The Citizen Cartographies workshop at Laboral in Gijon, Spain, brought together a series of projects in which map making features as a key element of the process. There were great examples of two aspects of mapping, firstly as a participatory or collaborative process that allows discussion of issues connected to local spaces, often in-situ, and secondly map making as representation and communication. It is clear that mapping can be an extremely useful social tool, the main question I left with was how dynamic processes of mapping can fit into social map making.
The CarTac group, represented by Ana Mendez, Sabina Habegger and Eduardo Serrano talked about a participatory mapping project ‘otra malaga’, in which collaborative maps were made describing or articularling different concerns to do with conflicts and resistance in the region. The described their practice as ‘Tactical Cartography’, that is as much a means of through production as map making and is developed by a transdicsiplinary team. Sabine particularly emphasised their participatory process involving the subject of the map in the process of making the map. As a form for generating dialogue but also to facilitate self-diagnosis of problems and solutions. They aim to map the social networks into the physical territories. She talked about sessions in the field to ‘get into the territory’ and see what is being talked about in the workshops. describing a very involved workshop, but that something extra is added by being ‘on the ground’ seeing the location.
Edouardo described how architecture is a form of knowledge and perhaps surveillance. Street plans that make it easier to see people, house sizes that produce specific family arrangements. He also described the thresholds and borders that are produced between public and private space, the technologies of architecture create specific territories, as to other technologies such as wiki’s etc used in workshops. In these hybridizations of person and machine, how can people represent themselves instead of being represented by other people, and this has repercussions in peoples quality of life.
Jose Perez de Luna talked about Hackitectura.net, using Deleuze and Guattari’s rhizome to discuss maps as non-heirarchical, performative media, that create very specific narratives, as opposed to the trace or copy which have more of a referent to ‘the real’ through descriptions of mapping processes in the globalization demo’s in the 1990’s he asks whether the social ‘machine’ (guattari) can be reconfigured to enable sustainable cities.
Nancy Hamad and Mansour Azziz presented ‘Solidarity maps’ produced in war times as tools of resistance. Very controlled data visualizations, these maps were made to have fast visual impact to communicate specific aspects of the war(s`0 that were not being seen in global media. Simple, printable, using skills at hand. Maps with very specific stories to tell.
Each of these talks centred around specific issues that were to be communicated, discussed and explored and used maps to tell very different stories, all of them were about describing a situation as experienced on the ground, in a way that communicated that to the outside. CarTac, most of all, described the process of mapping as an en in itself, that many media were used, and it seemed to me that in effect, the map was a format to have discussions around, to assist in an internal understanding of issues, rather than the external communication of groups like solidarity maps.
Thinking about ‘every map telling a story’, each map maker is like a pilot using both the view from above and the ground in order to tell that story. What was missing though from all these talks is the idea of a map that is USED on the ground. All of them are made to represent data geographically not in order to read the map in situ as a navigator. They navigate the issues and the data, but not necessarily the territory itself.

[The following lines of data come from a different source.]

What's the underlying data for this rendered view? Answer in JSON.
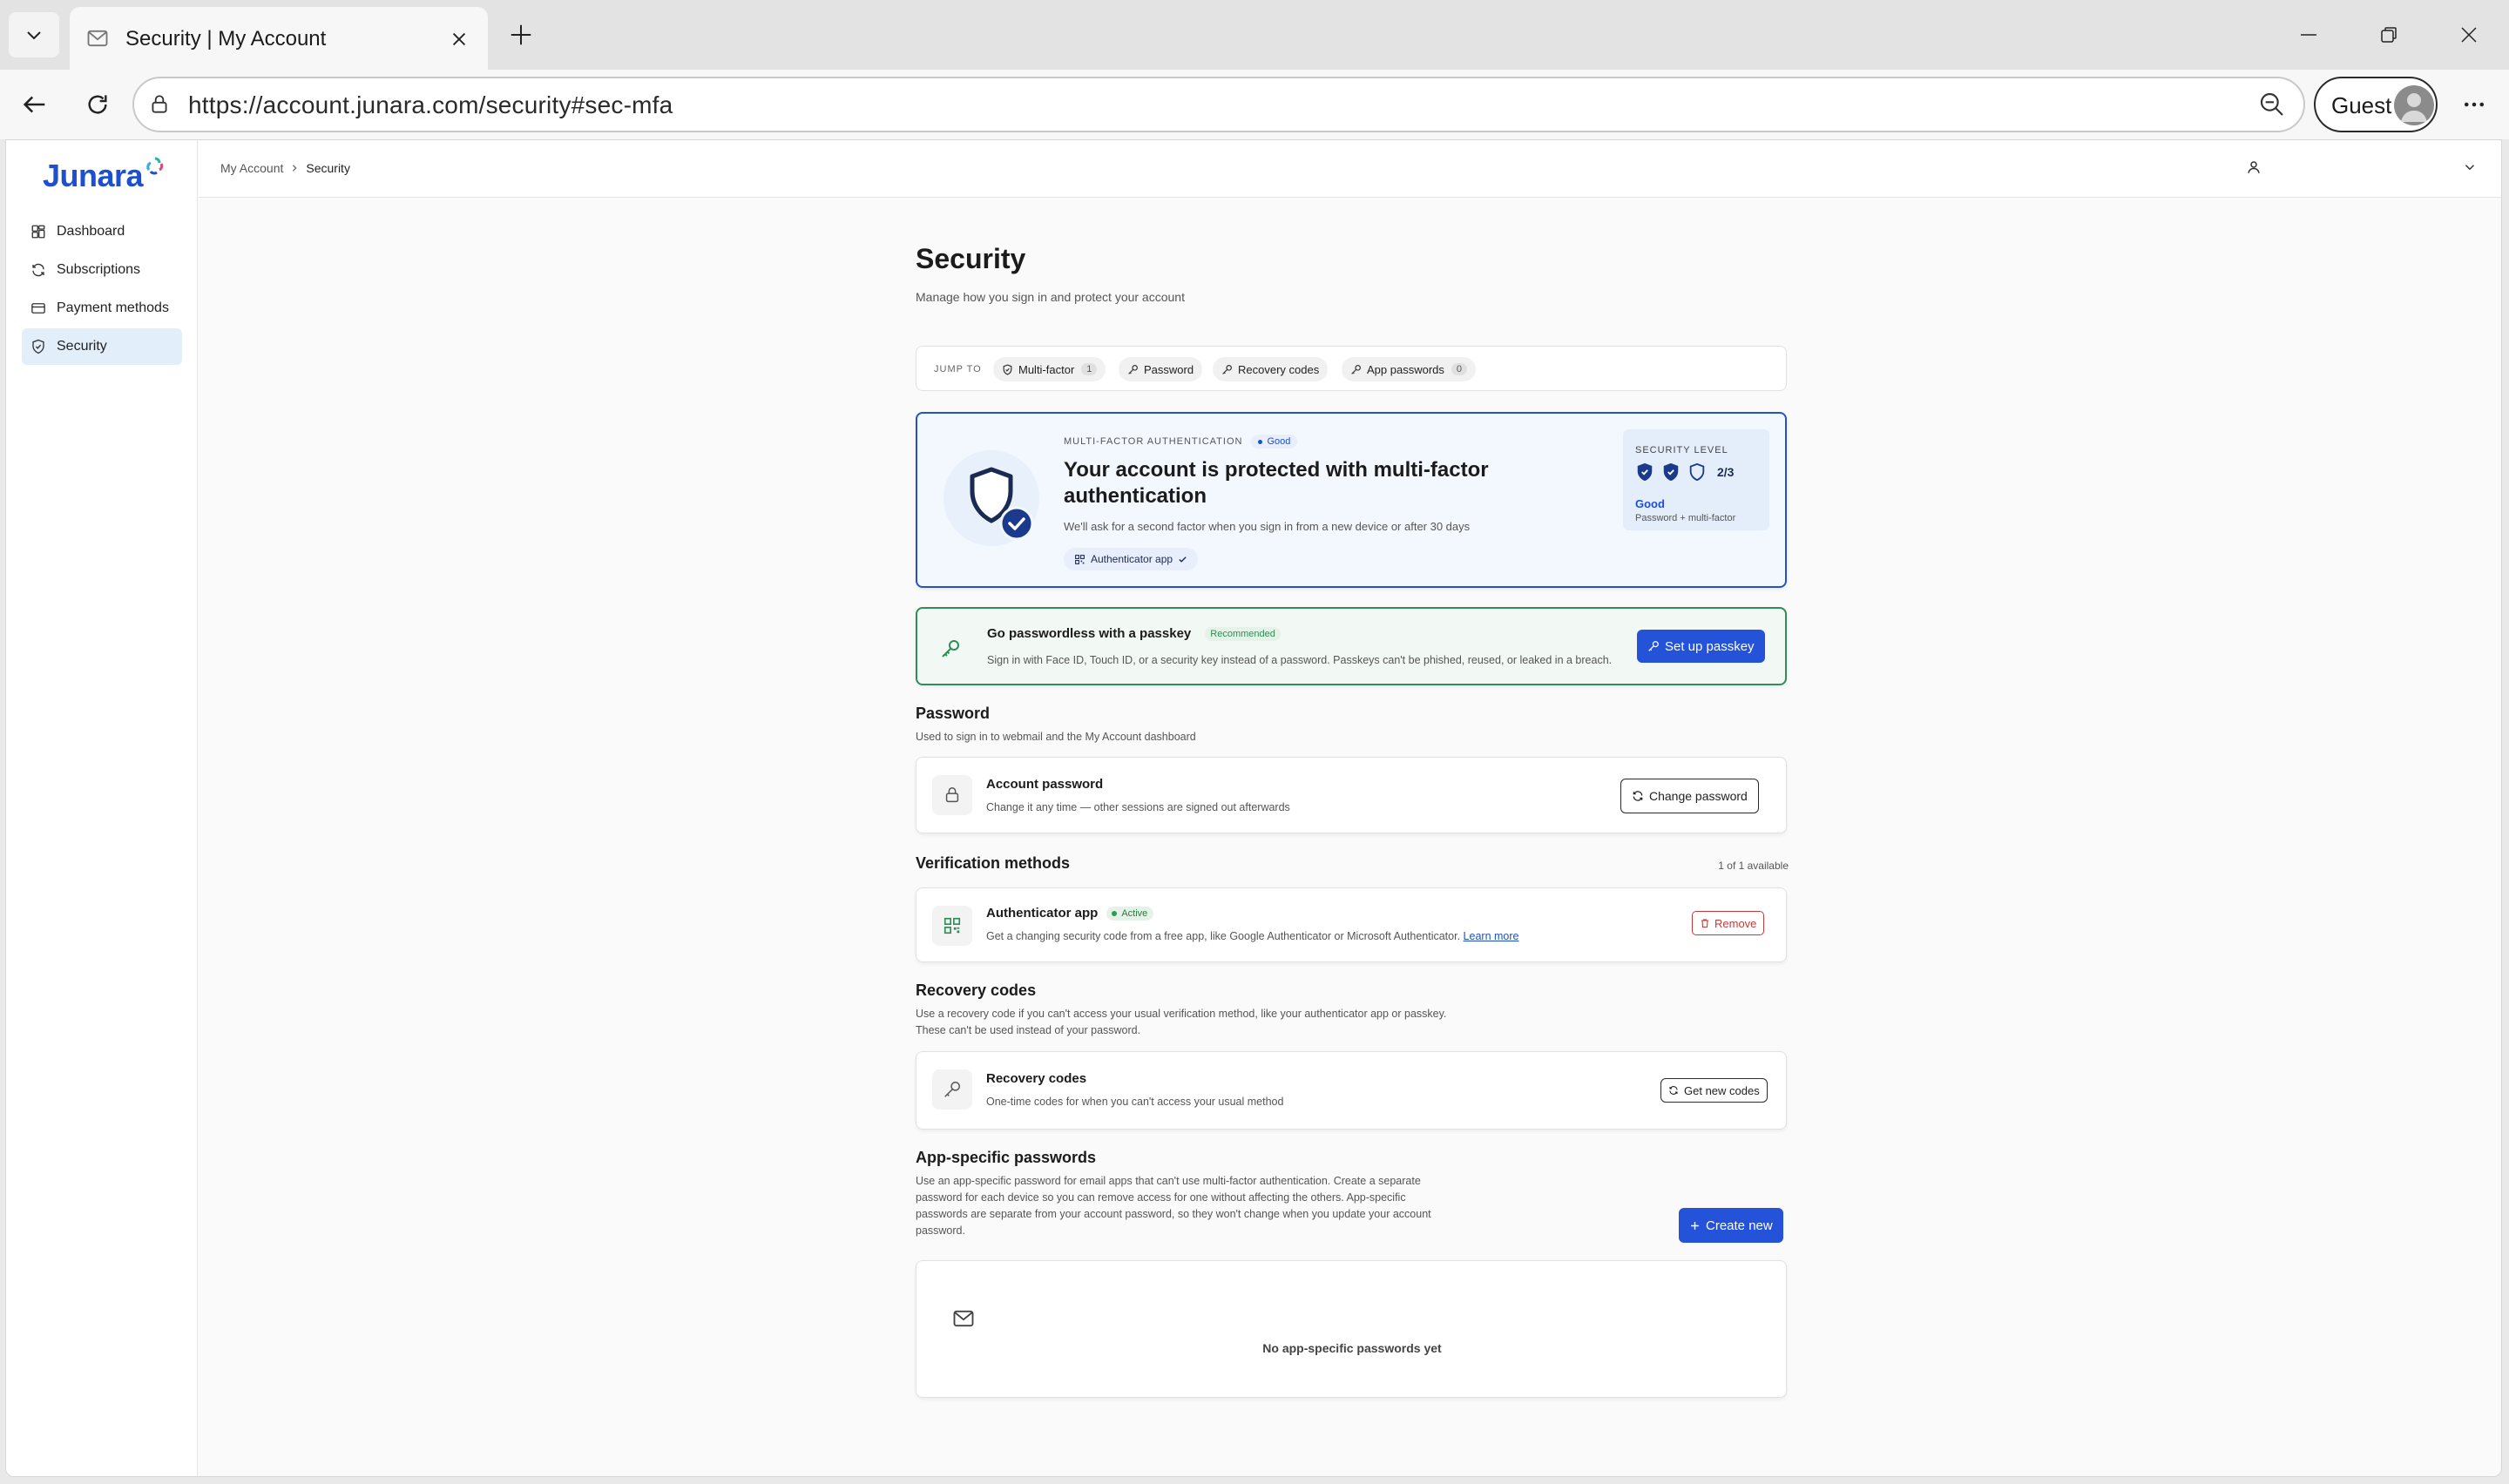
{
  "browser": {
    "tab_title": "Security | My Account",
    "url": "https://account.junara.com/security#sec-mfa",
    "profile_label": "Guest"
  },
  "app": {
    "logo_text": "Junara",
    "brand_color": "#1d4fd1",
    "sidebar": {
      "items": [
        {
          "label": "Dashboard",
          "icon": "dashboard-icon"
        },
        {
          "label": "Subscriptions",
          "icon": "refresh-icon"
        },
        {
          "label": "Payment methods",
          "icon": "credit-card-icon"
        },
        {
          "label": "Security",
          "icon": "shield-icon",
          "active": true
        }
      ]
    },
    "breadcrumb": {
      "root": "My Account",
      "current": "Security"
    }
  },
  "page": {
    "title": "Security",
    "subtitle": "Manage how you sign in and protect your account"
  },
  "jump_to": {
    "label": "JUMP TO",
    "chips": [
      {
        "label": "Multi-factor",
        "count": "1",
        "icon": "shield-icon"
      },
      {
        "label": "Password",
        "icon": "key-icon"
      },
      {
        "label": "Recovery codes",
        "icon": "key-icon"
      },
      {
        "label": "App passwords",
        "count": "0",
        "icon": "key-icon"
      }
    ]
  },
  "mfa_card": {
    "kicker": "MULTI-FACTOR AUTHENTICATION",
    "status": "Good",
    "headline": "Your account is protected with multi-factor authentication",
    "description": "We'll ask for a second factor when you sign in from a new device or after 30 days",
    "method_chip": "Authenticator app",
    "security_level": {
      "title": "SECURITY LEVEL",
      "filled": 2,
      "total": 3,
      "ratio": "2/3",
      "grade": "Good",
      "detail": "Password + multi-factor"
    }
  },
  "passkey_banner": {
    "title": "Go passwordless with a passkey",
    "badge": "Recommended",
    "description": "Sign in with Face ID, Touch ID, or a security key instead of a password. Passkeys can't be phished, reused, or leaked in a breach.",
    "button": "Set up passkey",
    "accent": "#2f8d57"
  },
  "password_section": {
    "heading": "Password",
    "description": "Used to sign in to webmail and the My Account dashboard",
    "row": {
      "title": "Account password",
      "description": "Change it any time — other sessions are signed out afterwards",
      "button": "Change password"
    }
  },
  "verification_section": {
    "heading": "Verification methods",
    "count": "1 of 1 available",
    "row": {
      "title": "Authenticator app",
      "status": "Active",
      "description": "Get a changing security code from a free app, like Google Authenticator or Microsoft Authenticator.",
      "link": "Learn more",
      "button": "Remove"
    }
  },
  "recovery_section": {
    "heading": "Recovery codes",
    "description_line1": "Use a recovery code if you can't access your usual verification method, like your authenticator app or passkey.",
    "description_line2": "These can't be used instead of your password.",
    "row": {
      "title": "Recovery codes",
      "description": "One-time codes for when you can't access your usual method",
      "button": "Get new codes"
    }
  },
  "app_passwords_section": {
    "heading": "App-specific passwords",
    "description_lines": [
      "Use an app-specific password for email apps that can't use multi-factor authentication. Create a separate",
      "password for each device so you can remove access for one without affecting the others. App-specific",
      "passwords are separate from your account password, so they won't change when you update your account",
      "password."
    ],
    "button": "Create new",
    "empty_text": "No app-specific passwords yet"
  }
}
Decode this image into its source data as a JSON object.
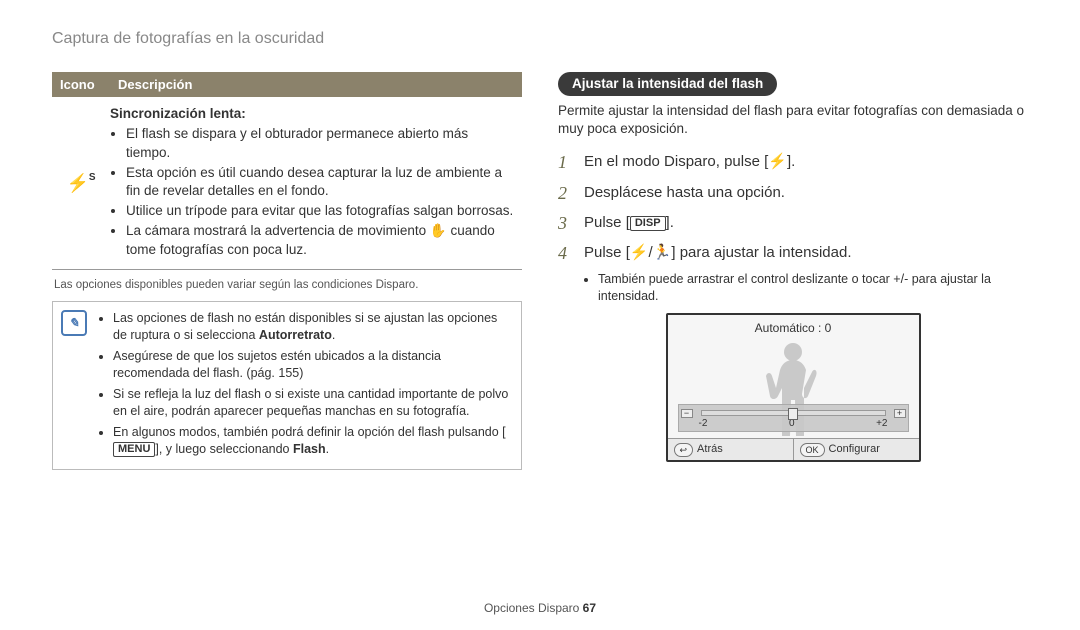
{
  "page_title": "Captura de fotografías en la oscuridad",
  "table": {
    "head_icon": "Icono",
    "head_desc": "Descripción",
    "row_title": "Sincronización lenta",
    "bullets": [
      "El flash se dispara y el obturador permanece abierto más tiempo.",
      "Esta opción es útil cuando desea capturar la luz de ambiente a fin de revelar detalles en el fondo.",
      "Utilice un trípode para evitar que las fotografías salgan borrosas.",
      "La cámara mostrará la advertencia de movimiento ✋ cuando tome fotografías con poca luz."
    ]
  },
  "small_note": "Las opciones disponibles pueden variar según las condiciones Disparo.",
  "info": {
    "b1a": "Las opciones de flash no están disponibles si se ajustan las opciones de ruptura o si selecciona ",
    "b1b": "Autorretrato",
    "b1c": ".",
    "b2": "Asegúrese de que los sujetos estén ubicados a la distancia recomendada del flash. (pág. 155)",
    "b3": "Si se refleja la luz del flash o si existe una cantidad importante de polvo en el aire, podrán aparecer pequeñas manchas en su fotografía.",
    "b4a": "En algunos modos, también podrá definir la opción del flash pulsando [",
    "b4key": "MENU",
    "b4b": "], y luego seleccionando ",
    "b4c": "Flash",
    "b4d": "."
  },
  "right": {
    "pill": "Ajustar la intensidad del flash",
    "intro": "Permite ajustar la intensidad del flash para evitar fotografías con demasiada o muy poca exposición.",
    "step1": "En el modo Disparo, pulse [⚡].",
    "step2": "Desplácese hasta una opción.",
    "step3a": "Pulse [",
    "step3key": "DISP",
    "step3b": "].",
    "step4": "Pulse [⚡/🏃] para ajustar la intensidad.",
    "sub": "También puede arrastrar el control deslizante o tocar +/- para ajustar la intensidad."
  },
  "screen": {
    "title": "Automático : 0",
    "minus": "-2",
    "zero": "0",
    "plus": "+2",
    "back_btn": "↩",
    "back_label": "Atrás",
    "ok_btn": "OK",
    "ok_label": "Configurar"
  },
  "footer": {
    "label": "Opciones Disparo  ",
    "page": "67"
  }
}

In thinking about hybrid machines, the gps user could be thought of as a ‘person-map’, embodying the ‘machine’ or system of mapping in themselves as they take on both perspectives and tell both stories. If maps are always subjective then the mapper could be thought of as a pilot, looking as if from above, yet still embodied and subjective.
The second section, the afternoon was about tools and opensource. The first presentation from Open Street Map talked about the need for a map that is not constricuted by the licensing laws that organisations like google have, the need to see data that underlies the map led to open street map, which is created by the input of users and contributers and can be used openly by other applications. One of the more powerful aspects seems to be open layers, I think as a method of filtering data. e.g. it is possible to make a processing app using open street map data. They are also looking at making ‘open sea’ and ‘open sky’. there is also an app called x-plane that is going to use OSM data to genereate views in flight.
Meipi is an open source mapping tool that allows map annotation, superimposing photographs as views within the map. It evolved from a project to allow local people to annotate a map with things that were happening locally, e.g. local news, and to enourage web users to facilitate conversations not only between distant people but also with neighbours. Although there are many applications like this around, this one is specifically aimed at local groups and communities, and because it arose out of a very specific local project rather than a general idea its functionality echoes that local and social purpose. It is now being released as an open-source application.
Metamap does something similar but from a more arts based background. One of the many things they have done is working with GPS and arduino. these were followed by really interesting discussions including Q’s about who makes the maps, (this whole session is run by men!). At there last Open Street Map conference there were 5 women and 220 men. This led on to a discussion of the drive for objectivity in mapping, despite the fact that we all know maps are inevitably subjective. Questions about whether thre are maps that are participatory that allow for design modification, led to comments about not being able to facilitate that flexibility and still have things work, there are e.g.s of platforms that do this but in reality don’t work.